The Sweetest Taboo - Sade - 80sneverend - Everyone has taboos

Everyone has taboos…

Sade – The Sweetest Taboo

#quotefromthe80s
There's a quiet storm and it never felt like this before
There's a quiet storm that is you
There's a quiet storm and it never felt this hot before
Giving me something that's taboo
#Sade #TheSweetestTaboo

Everyone has their own taboos, and some can be very sweet. Sade knew it well and with this very fine song in October 1985 she launched her second album, Promise. The album was named after a rather delicate situation, the illness of Sade’s father, for which treatment was a promise of life. The previous year had been really fundamental for Sade and his eponymous group: their album Diamond Life had skyrocketed them to the top of the charts, but above all it had made the voice, the grace and the talent of this princess of the 80s famous in the whole world. The group that accompanied her truly seemed one thing with her voice and her music.

Sade is the short of her middle name: born in Nigeria, Helen Folasade Adu had moved as a child to England, her mother’s country, with her family. She had carried on her passions for music and fashion at the same time: she was also a model and designer of clothes, when in 1984 the success of songs like Your Love is King and Smooth Operator had definitely made Sade’s life turn towards the world of music rather than fashion.

Now Sade had to confirm her success, and she chose this beautiful song to drive the sales of the new album, which would be released, as always, about three weeks after the first single, in early November.

The Sweetest Taboo is an absolutely non-trivial song, and after all an artist like Sade can never be trivial. The song has a very strong sensual power, in music, in lyrics and in the video. The sweetest taboo mentioned in the song is the highest moment of sensual pleasure, the emotion that the man Sade is in love with is able to give her. As we read in the text, with him every day is Christmas, and every night is New Year’s Eve: Sade would do anything for him, even stand out in the rain, not to let these emotions slip away.

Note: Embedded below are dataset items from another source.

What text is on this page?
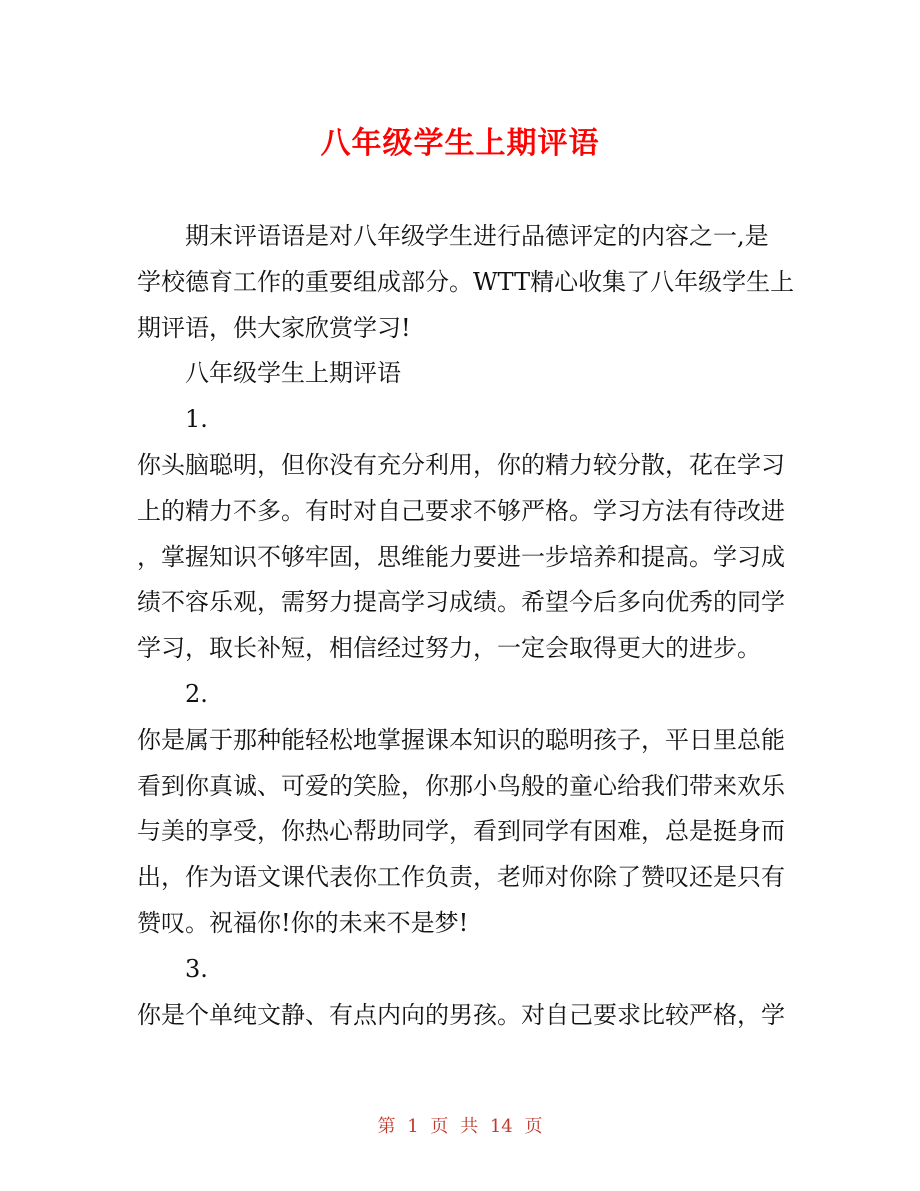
八年级学生上期评语
期末评语语是对八年级学生进行品德评定的内容之一,是
学校德育工作的重要组成部分。WTT精心收集了八年级学生上
期评语，供大家欣赏学习!
八年级学生上期评语
1.
你头脑聪明，但你没有充分利用，你的精力较分散，花在学习
上的精力不多。有时对自己要求不够严格。学习方法有待改进
，掌握知识不够牢固，思维能力要进一步培养和提高。学习成
绩不容乐观，需努力提高学习成绩。希望今后多向优秀的同学
学习，取长补短，相信经过努力，一定会取得更大的进步。
2.
你是属于那种能轻松地掌握课本知识的聪明孩子，平日里总能
看到你真诚、可爱的笑脸，你那小鸟般的童心给我们带来欢乐
与美的享受，你热心帮助同学，看到同学有困难，总是挺身而
出，作为语文课代表你工作负责，老师对你除了赞叹还是只有
赞叹。祝福你!你的未来不是梦!
3.
你是个单纯文静、有点内向的男孩。对自己要求比较严格，学
第 1 页 共 14 页
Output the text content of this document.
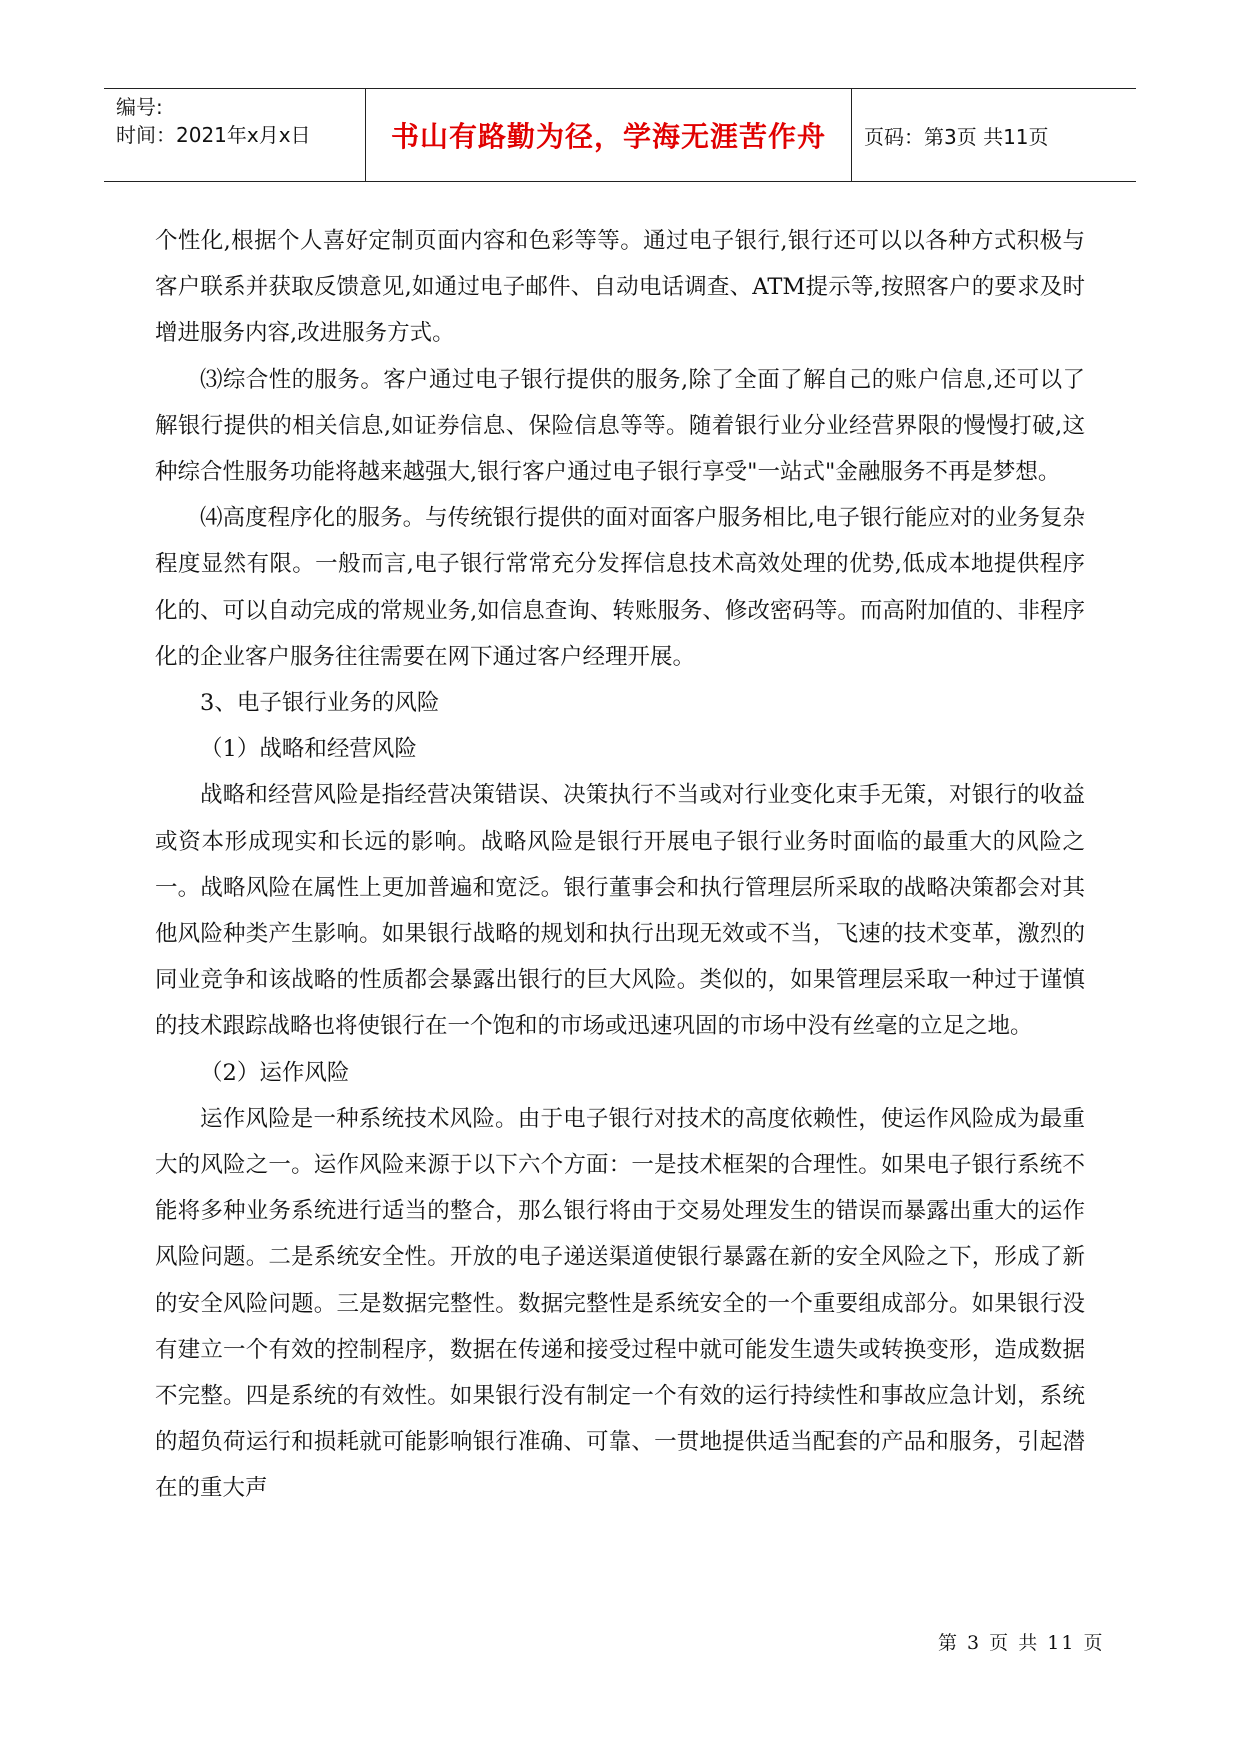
编号:
时间：2021年x月x日	书山有路勤为径，学海无涯苦作舟 页码：第3页 共11页

个性化,根据个人喜好定制页面内容和色彩等等。通过电子银行,银行还可以以各种方式积极与客户联系并获取反馈意见,如通过电子邮件、自动电话调查、ATM提示等,按照客户的要求及时增进服务内容,改进服务方式。

⑶综合性的服务。客户通过电子银行提供的服务,除了全面了解自己的账户信息,还可以了解银行提供的相关信息,如证券信息、保险信息等等。随着银行业分业经营界限的慢慢打破,这种综合性服务功能将越来越强大,银行客户通过电子银行享受"一站式"金融服务不再是梦想。

⑷高度程序化的服务。与传统银行提供的面对面客户服务相比,电子银行能应对的业务复杂程度显然有限。一般而言,电子银行常常充分发挥信息技术高效处理的优势,低成本地提供程序化的、可以自动完成的常规业务,如信息查询、转账服务、修改密码等。而高附加值的、非程序化的企业客户服务往往需要在网下通过客户经理开展。

3、电子银行业务的风险

（1）战略和经营风险

战略和经营风险是指经营决策错误、决策执行不当或对行业变化束手无策，对银行的收益或资本形成现实和长远的影响。战略风险是银行开展电子银行业务时面临的最重大的风险之一。战略风险在属性上更加普遍和宽泛。银行董事会和执行管理层所采取的战略决策都会对其他风险种类产生影响。如果银行战略的规划和执行出现无效或不当，飞速的技术变革，激烈的同业竞争和该战略的性质都会暴露出银行的巨大风险。类似的，如果管理层采取一种过于谨慎的技术跟踪战略也将使银行在一个饱和的市场或迅速巩固的市场中没有丝毫的立足之地。

（2）运作风险

运作风险是一种系统技术风险。由于电子银行对技术的高度依赖性，使运作风险成为最重大的风险之一。运作风险来源于以下六个方面：一是技术框架的合理性。如果电子银行系统不能将多种业务系统进行适当的整合，那么银行将由于交易处理发生的错误而暴露出重大的运作风险问题。二是系统安全性。开放的电子递送渠道使银行暴露在新的安全风险之下，形成了新的安全风险问题。三是数据完整性。数据完整性是系统安全的一个重要组成部分。如果银行没有建立一个有效的控制程序，数据在传递和接受过程中就可能发生遗失或转换变形，造成数据不完整。四是系统的有效性。如果银行没有制定一个有效的运行持续性和事故应急计划，系统的超负荷运行和损耗就可能影响银行准确、可靠、一贯地提供适当配套的产品和服务，引起潜在的重大声

第 3 页 共 11 页
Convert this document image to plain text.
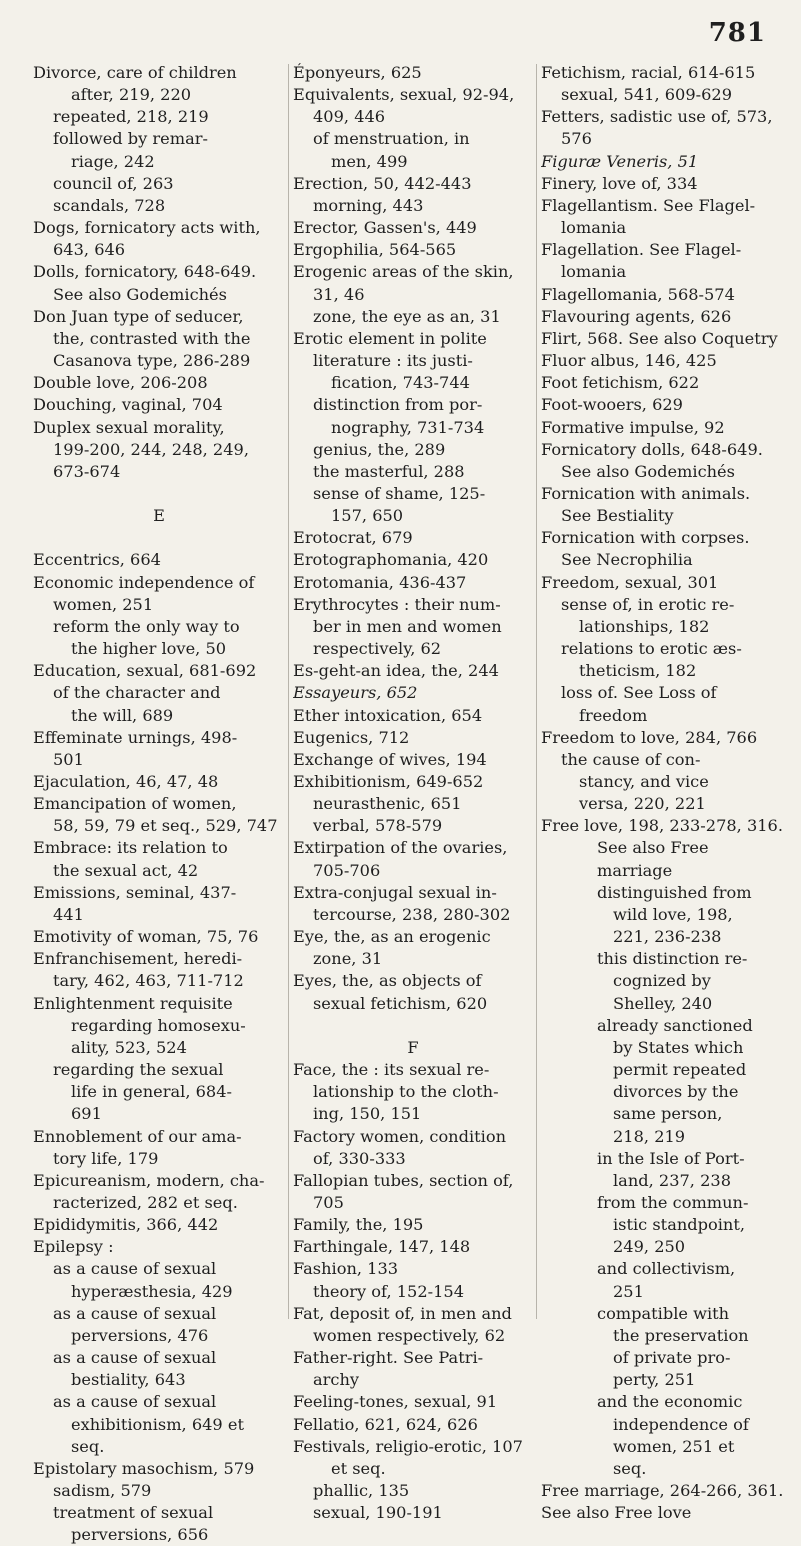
781
Divorce, care of children
after, 219, 220
repeated, 218, 219
followed by remar-
riage, 242
council of, 263
scandals, 728
Dogs, fornicatory acts with,
643, 646
Dolls, fornicatory, 648-649.
See also Godemichés
Don Juan type of seducer,
the, contrasted with the
Casanova type, 286-289
Double love, 206-208
Douching, vaginal, 704
Duplex sexual morality,
199-200, 244, 248, 249,
673-674

E

Eccentrics, 664
Economic independence of
women, 251
reform the only way to
the higher love, 50
Education, sexual, 681-692
of the character and
the will, 689
Effeminate urnings, 498-
501
Ejaculation, 46, 47, 48
Emancipation of women,
58, 59, 79 et seq., 529, 747
Embrace: its relation to
the sexual act, 42
Emissions, seminal, 437-
441
Emotivity of woman, 75, 76
Enfranchisement, heredi-
tary, 462, 463, 711-712
Enlightenment requisite
regarding homosexu-
ality, 523, 524
regarding the sexual
life in general, 684-
691
Ennoblement of our ama-
tory life, 179
Epicureanism, modern, cha-
racterized, 282 et seq.
Epididymitis, 366, 442
Epilepsy :
as a cause of sexual
hyperæsthesia, 429
as a cause of sexual
perversions, 476
as a cause of sexual
bestiality, 643
as a cause of sexual
exhibitionism, 649 et
seq.
Epistolary masochism, 579
sadism, 579
treatment of sexual
perversions, 656
Éponyeurs, 625
Equivalents, sexual, 92-94,
409, 446
of menstruation, in
men, 499
Erection, 50, 442-443
morning, 443
Erector, Gassen's, 449
Ergophilia, 564-565
Erogenic areas of the skin,
31, 46
zone, the eye as an, 31
Erotic element in polite
literature : its justi-
fication, 743-744
distinction from por-
nography, 731-734
genius, the, 289
the masterful, 288
sense of shame, 125-
157, 650
Erotocrat, 679
Erotographomania, 420
Erotomania, 436-437
Erythrocytes : their num-
ber in men and women
respectively, 62
Es-geht-an idea, the, 244
Essayeurs, 652
Ether intoxication, 654
Eugenics, 712
Exchange of wives, 194
Exhibitionism, 649-652
neurasthenic, 651
verbal, 578-579
Extirpation of the ovaries,
705-706
Extra-conjugal sexual in-
tercourse, 238, 280-302
Eye, the, as an erogenic
zone, 31
Eyes, the, as objects of
sexual fetichism, 620

F
Face, the : its sexual re-
lationship to the cloth-
ing, 150, 151
Factory women, condition
of, 330-333
Fallopian tubes, section of,
705
Family, the, 195
Farthingale, 147, 148
Fashion, 133
theory of, 152-154
Fat, deposit of, in men and
women respectively, 62
Father-right. See Patri-
archy
Feeling-tones, sexual, 91
Fellatio, 621, 624, 626
Festivals, religio-erotic, 107
et seq.
phallic, 135
sexual, 190-191
Fetichism, racial, 614-615
sexual, 541, 609-629
Fetters, sadistic use of, 573,
576
Figuræ Veneris, 51
Finery, love of, 334
Flagellantism. See Flagel-
lomania
Flagellation. See Flagel-
lomania
Flagellomania, 568-574
Flavouring agents, 626
Flirt, 568. See also Coquetry
Fluor albus, 146, 425
Foot fetichism, 622
Foot-wooers, 629
Formative impulse, 92
Fornicatory dolls, 648-649.
See also Godemichés
Fornication with animals.
See Bestiality
Fornication with corpses.
See Necrophilia
Freedom, sexual, 301
sense of, in erotic re-
lationships, 182
relations to erotic æs-
theticism, 182
loss of. See Loss of
freedom
Freedom to love, 284, 766
the cause of con-
stancy, and vice
versa, 220, 221
Free love, 198, 233-278, 316.
See also Free
marriage
distinguished from
wild love, 198,
221, 236-238
this distinction re-
cognized by
Shelley, 240
already sanctioned
by States which
permit repeated
divorces by the
same person,
218, 219
in the Isle of Port-
land, 237, 238
from the commun-
istic standpoint,
249, 250
and collectivism,
251
compatible with
the preservation
of private pro-
perty, 251
and the economic
independence of
women, 251 et
seq.
Free marriage, 264-266, 361.
See also Free love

There is a sentence in the lyrics that has a hidden meaning: it speaks of a quiet storm. The term Quiet Storm indicated a radio format (which took its name from a 1975 Smokey Robinson album) in which romantic music was broadcast, let’s say rhythm and blues for an adult audience, mainly African American. It was the music of romantic moments with the girlfriend, perhaps with the wife, maybe with a desire to expand the family. To be clear, let’s think of songs like Roberta Flack’s Killing Me Softly whith His Song, or in the 80s Michael Jackson’s Human Nature, Diana Ross’s Endless Love, Marvin Gaye’s Sexual Healing. And of course all of Sade’s previous songs.

So when she talks about a quiet storm like never before, Sade is on a very intimate journey, the one that leads to the sweetest of taboos.

The video is very evocative, and was directed by Brian Ward. Sade looks wistfully out of the window towards the desert thinking of him. During the song, images of her riding with him alternate with images of the band playing. This video was very important to the second video music channel, VH1: since MTV in 1985 was focusing on a teen audience, a video and a song like this found breat space on a channel that set out to reach a more adult audience.

The Sweetest Taboo was a huge success, which topped the charts in England, the United States, and many other countries, and stayed at the top for months. The album Promise was also a huge success and this definitively launched the career of this great artist, still very famous and beloved today.